If this doesn’t help, the easiest way to procceed would be to share your code (via github or kaggle) so that we can see all the steps you are taking :slightly_smiling_face:.

3 Likes

Thanks a lot Ben. This helped me to identify that the errors are related to data loading. It raises the same exceptions and still randomly when trying your first solution. Funny thing is that keeps to be random even when I use and Endsplitter instead which I guess creates exactly the same training and validation datasets each time. Being related to data loading I am now troubled as to how to actually identify the error since I can’t really look into the error batch(es) as I just get an exception when trying to load it. I get the same three types of exceptions as posted originally. I also tried to validate the images by attempting to open them and I tried to resize them as suggested in your answer. This does not raise any exceptions. I don’t understand that! So it seems like resizing works, but one of the errors tells me that it doesn’t? I am also able to show_batches() with no problems.

Here is my dataloader code:

dblock = DataBlock(
    blocks=(ImageBlock,CategoryBlock),
    n_inp=1,
    get_items=get_image_files,
    get_y = get_veg_height_cat,
    #splitter=RandomSplitter(0.2, seed=42),
    splitter=EndSplitter(0.2),
    item_tfms=Resize(224, method='squish'),
    #batch_tfms=aug_transforms(size=224, min_scale=0.75) #this does not make any difference
)
dls = dblock.dataloaders('tifs3')

Where tifs3 contains approx. 4800 tif images like:

When running:

i = 1
try:
    for b in dls.train: ## and the same for `dls.valid`
        i += 1    
        pass
except Exception as e:
    print("batch " + str(i) + " is fucked!!!")   
    print(str(e))

It varies which batch is actually fucked, but usually 1, 2 or 3.

Newest development: I tried a divide and conquer approach to test which parts of the images gave errors and ultimately to try to isolate bad images. It seems like that when I go somewhere below 500 images I get no errors! No matter which images are in the set. So somehow it seems like the images are not the problem, but then what is?

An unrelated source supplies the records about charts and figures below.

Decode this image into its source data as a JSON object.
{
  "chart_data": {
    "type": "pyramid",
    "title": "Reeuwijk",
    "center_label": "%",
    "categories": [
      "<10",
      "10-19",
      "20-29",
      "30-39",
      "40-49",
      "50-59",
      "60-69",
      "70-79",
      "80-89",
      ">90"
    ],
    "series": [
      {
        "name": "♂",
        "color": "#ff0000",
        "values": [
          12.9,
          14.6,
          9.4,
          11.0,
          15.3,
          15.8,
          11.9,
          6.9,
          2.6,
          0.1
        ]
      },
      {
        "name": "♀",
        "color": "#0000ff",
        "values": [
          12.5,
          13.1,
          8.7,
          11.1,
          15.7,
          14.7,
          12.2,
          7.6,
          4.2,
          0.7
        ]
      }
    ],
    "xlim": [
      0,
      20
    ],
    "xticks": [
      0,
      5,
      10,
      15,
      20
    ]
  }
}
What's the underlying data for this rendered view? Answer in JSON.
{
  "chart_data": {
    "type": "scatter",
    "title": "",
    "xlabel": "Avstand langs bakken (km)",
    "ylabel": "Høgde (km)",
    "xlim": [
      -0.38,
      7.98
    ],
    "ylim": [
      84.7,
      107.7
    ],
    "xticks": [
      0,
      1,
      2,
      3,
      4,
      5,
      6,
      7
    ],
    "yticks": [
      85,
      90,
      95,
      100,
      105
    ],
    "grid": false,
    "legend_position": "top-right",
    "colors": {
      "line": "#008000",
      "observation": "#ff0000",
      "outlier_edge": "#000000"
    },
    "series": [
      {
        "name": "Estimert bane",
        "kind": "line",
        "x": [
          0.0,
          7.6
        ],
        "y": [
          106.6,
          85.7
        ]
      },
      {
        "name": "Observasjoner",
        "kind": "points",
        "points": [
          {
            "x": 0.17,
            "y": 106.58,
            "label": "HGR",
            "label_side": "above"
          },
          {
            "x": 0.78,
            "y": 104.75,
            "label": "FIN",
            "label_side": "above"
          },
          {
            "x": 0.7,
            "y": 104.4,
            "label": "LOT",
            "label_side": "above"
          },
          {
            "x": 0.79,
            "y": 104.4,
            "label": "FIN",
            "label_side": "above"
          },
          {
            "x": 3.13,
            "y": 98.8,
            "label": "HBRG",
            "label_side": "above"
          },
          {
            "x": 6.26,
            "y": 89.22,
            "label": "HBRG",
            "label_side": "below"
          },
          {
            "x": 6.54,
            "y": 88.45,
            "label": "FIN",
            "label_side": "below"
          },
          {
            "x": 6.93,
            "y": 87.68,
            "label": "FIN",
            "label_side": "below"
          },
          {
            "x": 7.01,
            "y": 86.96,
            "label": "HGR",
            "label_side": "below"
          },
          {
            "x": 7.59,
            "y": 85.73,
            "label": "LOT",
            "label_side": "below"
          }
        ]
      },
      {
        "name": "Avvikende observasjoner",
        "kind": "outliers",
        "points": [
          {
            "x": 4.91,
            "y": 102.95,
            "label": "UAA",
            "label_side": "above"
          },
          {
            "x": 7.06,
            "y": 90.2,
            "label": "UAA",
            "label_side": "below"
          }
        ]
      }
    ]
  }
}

I think if you don’t shuffle your data with dls = dblock.dataloaders('tifs3', shuffle=False) and run

i = 1
try:
    for b in dls.train: ## and the same for `dls.valid`
        i += 1    
        pass
except Exception as e:
    print("batch " + str(i) + " is fucked!!!")   
    print(str(e))

the “files of interest” should be at dls.train.items[i*dls.bs,(i+1)*dls.bs]. Maybe that helps to narrow it down even more.

Besides that, I’d guess (and it’s honestly just a guess) that you are running out of memory (system, not GPU) when creating the batches. I would try to play with the batch size, like it would be super interesting if bs=1 works. I would also look into the individual file sizes, as far as I know particularly .geotif could be huge for a big chip with metadata, maybe converting the images to fixed-size .jpg/.png files works.

The only other place where it could break is the labeling function imo, so if the above doesn’t bring help you could also share the code for get_veg_height_cat (if its not trivial).

1 Like

Thanks a lot Ben. I’ll try it out and report back!